Le vignoble de la Loire revendique aujourd'hui un positionnement original face aux mutations de la consommation. Lors du salon Wine Paris 2026, Camille Masson, président de l'interprofession InterLoire, a livré la feuille de route stratégique d'une région qui s'appuie sur…

Le vignoble de la Loire revendique aujourd’hui un positionnement original face aux mutations de la consommation. Lors du salon Wine Paris 2026, Camille Masson, président de l’interprofession InterLoire, a livré la feuille de route stratégique d’une région qui s’appuie sur ses blancs et ses bulles pour s’imposer comme un « modèle pour les vins de demain ».

Les chiffres soulignent une dynamique export en hausse. L’exportation, qui représentait 18 % des volumes en 2018, atteint désormais 24 % en 2025, avec un objectif fixé à 30 % d’ici 2030. Une ambition affichée malgré un contexte international peu favorable, marqué par les tensions géopolitiques et la déconsommation. « Nous bénéficions d’un climat et d’un vignoble de vins blancs adaptés pour tirer notre épingle du jeu », souligne le président, alors que le blanc représente déjà 36 % des volumes commercialisés en Loire en 2023-2024.

L’argumentaire d’InterLoire s’appuie sur les évolutions des préférences générationnelles.
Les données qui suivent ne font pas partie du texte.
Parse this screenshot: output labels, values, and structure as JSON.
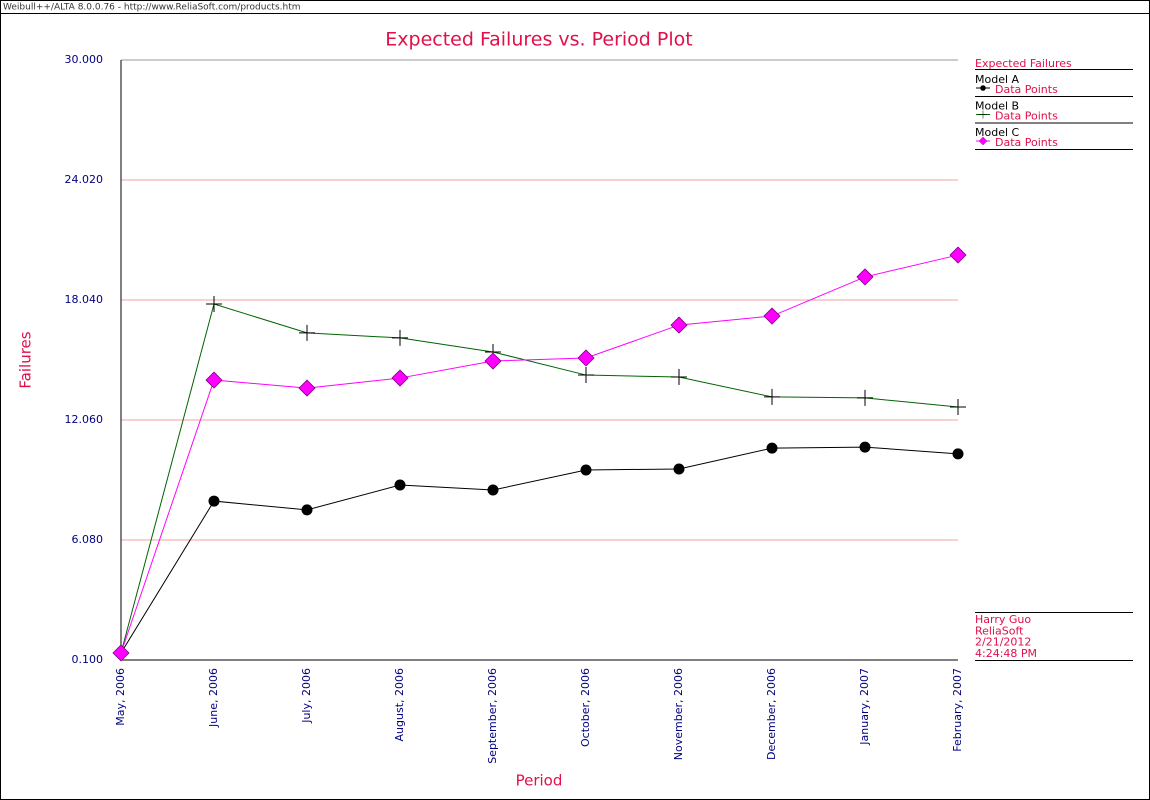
{
  "window_title": "Weibull++/ALTA 8.0.0.76 - http://www.ReliaSoft.com/products.htm",
  "chart_data": {
    "type": "line",
    "title": "Expected Failures vs. Period Plot",
    "x_label": "Period",
    "y_label": "Failures",
    "categories": [
      "May, 2006",
      "June, 2006",
      "July, 2006",
      "August, 2006",
      "September, 2006",
      "October, 2006",
      "November, 2006",
      "December, 2006",
      "January, 2007",
      "February, 2007"
    ],
    "ylim": [
      0.1,
      30
    ],
    "yticks": [
      {
        "value": 0.1,
        "label": "0.100"
      },
      {
        "value": 6.08,
        "label": "6.080"
      },
      {
        "value": 12.06,
        "label": "12.060"
      },
      {
        "value": 18.04,
        "label": "18.040"
      },
      {
        "value": 24.02,
        "label": "24.020"
      },
      {
        "value": 30,
        "label": "30.000"
      }
    ],
    "grid": true,
    "legend_title": "Expected Failures",
    "series": [
      {
        "name": "Model A",
        "legend_label": "Data Points",
        "marker": "circle",
        "color": "#000000",
        "marker_color": "#000000",
        "values": [
          0.45,
          8.02,
          7.58,
          8.82,
          8.57,
          9.57,
          9.62,
          10.66,
          10.71,
          10.37
        ]
      },
      {
        "name": "Model B",
        "legend_label": "Data Points",
        "marker": "plus",
        "color": "#006400",
        "marker_color": "#000000",
        "values": [
          0.45,
          17.84,
          16.4,
          16.15,
          15.45,
          14.3,
          14.2,
          13.21,
          13.16,
          12.71
        ]
      },
      {
        "name": "Model C",
        "legend_label": "Data Points",
        "marker": "diamond",
        "color": "#ff00ff",
        "marker_color": "#ff00ff",
        "values": [
          0.45,
          14.05,
          13.65,
          14.15,
          15.0,
          15.15,
          16.79,
          17.24,
          19.19,
          20.28
        ]
      }
    ],
    "footer": [
      "Harry Guo",
      "ReliaSoft",
      "2/21/2012",
      "4:24:48 PM"
    ]
  }
}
Selon le rapport Wine Landscapes 2025 de l’IWSR, 73 % des consommateurs de la Gen Z déclarent chercher à modérer leur consommation d’alcool. Ils privilégient des vins plus légers, frais, désaltérants, idéalement situés entre 10 et 11 degrés. Sur ces critères, les blancs ligériens — chenin, sauvignon, melon de Bourgogne, chardonnay — disposent d’atouts naturels et techniques considérables.

La force effervescente de la Loire constitue un autre pilier stratégique. Crémants de Loire, fines bulles de Saumur et de Vouvray totalisent près de 50 millions de bouteilles commercialisées chaque année, faisant de la région la deuxième productrice française d’effervescents derrière la Champagne. La production annuelle moyenne se répartit en 200 000 hectolitres de crémant, 120 000 hl de Saumur effervescent et 60 000 hl de Vouvray.

Camille Masson insiste cependant sur l’enjeu de la valorisation. Entre 30 et 40 % des crémants partent vers l’Allemagne à des prix départ très bas, autour de 3 à 4 €. Un travail collectif doit permettre d’améliorer cette équation économique et de rapprocher la valorisation moyenne de la qualité réellement produite. Une montée en gamme stratégique pour la pérennité économique des coopératives et négoces ligériens.

Les vins rouges ne sont pas oubliés, même si le contexte leur est moins favorable. L’adaptation technologique des profils — moindre extraction, élevages adaptés, recherche de fraîcheur — permet d’aligner les rouges ligériens sur les attentes des nouveaux consommateurs. Cabernet franc, gamay et pinot noir offrent une palette diversifiée capable de séduire en restauration comme en cave.

Avec son climat tempéré, sa diversité de cépages et son ouverture aux nouveaux usages, le vignoble ligérien dispose ainsi de toutes les cartes pour rester en phase avec son époque.